The first batch of mock victims were unloaded from the vehicles only to wait a long 20 minutes on the hot asphalt outside the decon entrance while the hospital staff donned their protective gear.  This was also a realistic problem, as it is unlikely that the VA hospital would get sufficient notice that contaminated patients were being dispatched to their facility. We were guided through the decontamination process by eerie forms in ‘space suits’ that did nothing to inspire confidence or comfort, especially since the full protection hoods allow for very little interaction. 

 

After a bomb blast, hectic emergency transport and a lengthy decontamination process, we were finally face to face with ‘real’ people.  We stepped through a set of doors and medical personnel quickly began asking questions to conduct triage, we responded vocally with statements of our own.  “What happened?  I need help.
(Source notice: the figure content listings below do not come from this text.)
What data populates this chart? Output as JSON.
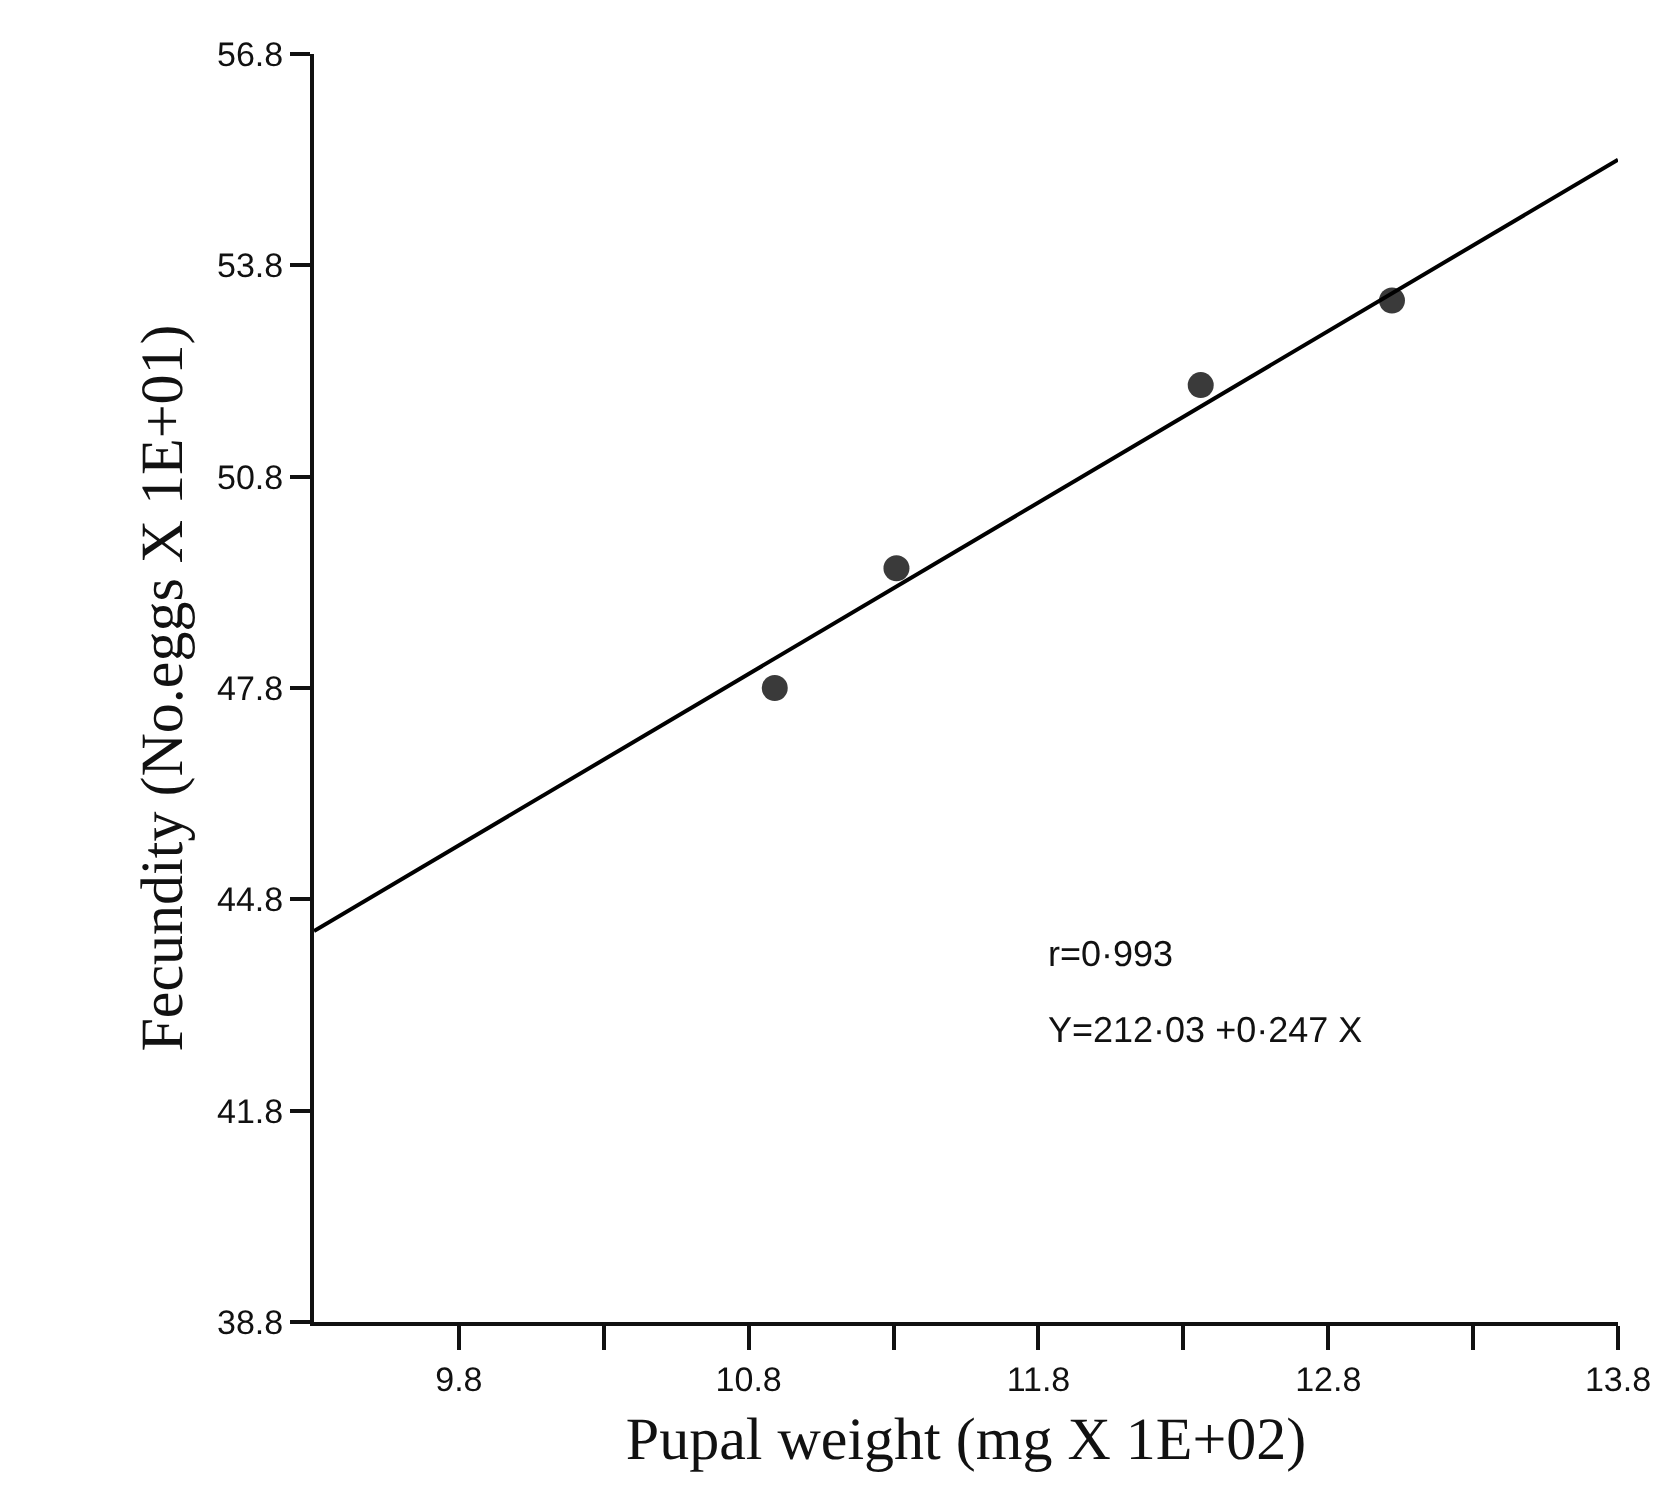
{
  "chart_data": {
    "type": "scatter",
    "xlabel": "Pupal weight (mg X 1E+02)",
    "ylabel": "Fecundity (No.eggs X 1E+01)",
    "x": [
      10.89,
      11.31,
      12.36,
      13.02
    ],
    "series": [
      {
        "color": "#3a3a3a",
        "values": [
          47.8,
          49.5,
          52.1,
          53.3
        ],
        "marker": "circle"
      },
      {
        "type": "line",
        "color": "#000000",
        "x": [
          9.3,
          13.8
        ],
        "values": [
          44.35,
          55.3
        ],
        "marker": "none",
        "line_style": "solid"
      }
    ],
    "xlim": [
      9.3,
      13.8
    ],
    "xticks": [
      9.8,
      {
        "value": 10.3,
        "label": null
      },
      10.8,
      {
        "value": 11.3,
        "label": null
      },
      11.8,
      {
        "value": 12.3,
        "label": null
      },
      12.8,
      {
        "value": 13.3,
        "label": null
      },
      13.8
    ],
    "ylim": [
      38.8,
      56.8
    ],
    "yticks": [
      38.8,
      41.8,
      44.8,
      47.8,
      50.8,
      53.8,
      56.8
    ],
    "annotations": [
      "r=0·993",
      "Y=212·03 +0·247 X"
    ],
    "legend": false
  }
}
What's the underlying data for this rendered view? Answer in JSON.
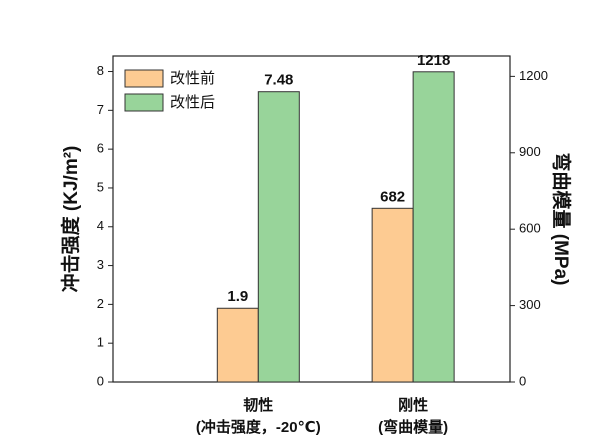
{
  "chart_data": {
    "type": "bar",
    "categories": [
      [
        "韧性",
        "(冲击强度，-20℃)"
      ],
      [
        "刚性",
        "(弯曲模量)"
      ]
    ],
    "category_axes": [
      "y",
      "y2"
    ],
    "series": [
      {
        "name": "改性前",
        "color": "#fdcb92",
        "values": [
          1.9,
          682
        ]
      },
      {
        "name": "改性后",
        "color": "#98d49a",
        "values": [
          7.48,
          1218
        ]
      }
    ],
    "y_label": "冲击强度 (KJ/m²)",
    "y2_label": "弯曲模量 (MPa)",
    "ylim": [
      0,
      8.4
    ],
    "yticks": [
      0,
      1,
      2,
      3,
      4,
      5,
      6,
      7,
      8
    ],
    "y2lim": [
      0,
      1280
    ],
    "y2ticks": [
      0,
      300,
      600,
      900,
      1200
    ],
    "legend": "upper-left"
  }
}
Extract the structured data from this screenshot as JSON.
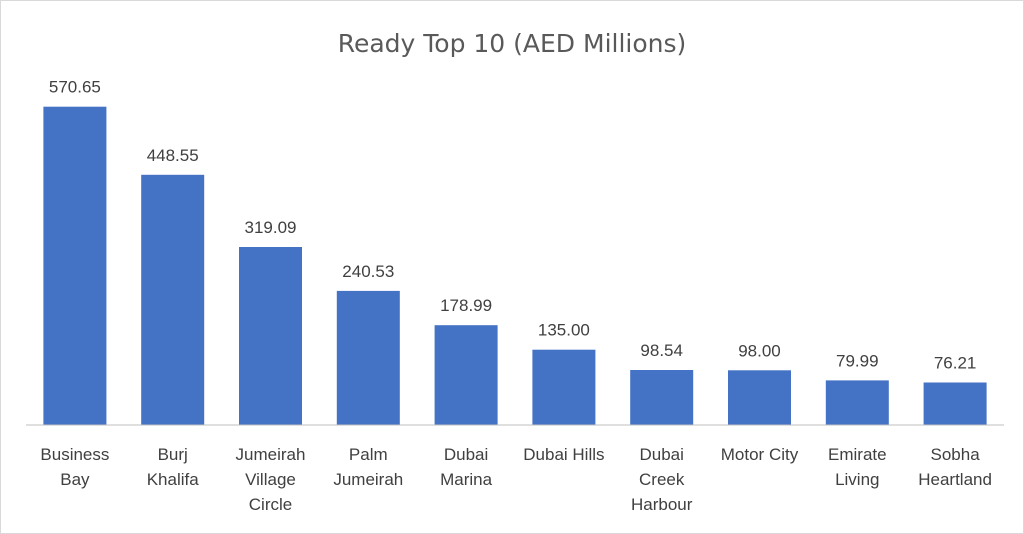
{
  "chart_data": {
    "type": "bar",
    "title": "Ready Top 10 (AED Millions)",
    "xlabel": "",
    "ylabel": "",
    "categories": [
      [
        "Business",
        "Bay"
      ],
      [
        "Burj",
        "Khalifa"
      ],
      [
        "Jumeirah",
        "Village",
        "Circle"
      ],
      [
        "Palm",
        "Jumeirah"
      ],
      [
        "Dubai",
        "Marina"
      ],
      [
        "Dubai Hills"
      ],
      [
        "Dubai",
        "Creek",
        "Harbour"
      ],
      [
        "Motor City"
      ],
      [
        "Emirate",
        "Living"
      ],
      [
        "Sobha",
        "Heartland"
      ]
    ],
    "values": [
      570.65,
      448.55,
      319.09,
      240.53,
      178.99,
      135.0,
      98.54,
      98.0,
      79.99,
      76.21
    ],
    "value_labels": [
      "570.65",
      "448.55",
      "319.09",
      "240.53",
      "178.99",
      "135.00",
      "98.54",
      "98.00",
      "79.99",
      "76.21"
    ],
    "ylim": [
      0,
      600
    ],
    "grid": false,
    "legend": "none",
    "bar_color": "#4472c4",
    "axis_color": "#bfbfbf"
  }
}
Have you seen my family members or friends? What’s wrong with me? I can’t hear. I don’t feel well.”  The explosion of questions and voices was overwhelming and made the triage process extremely difficult.  

 

Among the problems that arose:

-         Nurses were unable to administer any care or offer water to potential radiological victims without a physician’s approval;

-         Isolation rooms were difficult to come by;

-         The elevators slowed down to a stop under the burden of ferrying victims to different floors;

-         The hospital would not allow out-of-state calls even though many victims are bound to be visitors or tourists.

 

These were but a few of the obstacles faced by ONE hospital dealing with a mere THIRTY victims.  A real incident would have thousands more seeking treatment for symptoms that could be associated with the terrible fear of being exposed to radiation, regardless of their proximity to the blast.  Is the DC medical response infrastructure really prepared for an incident?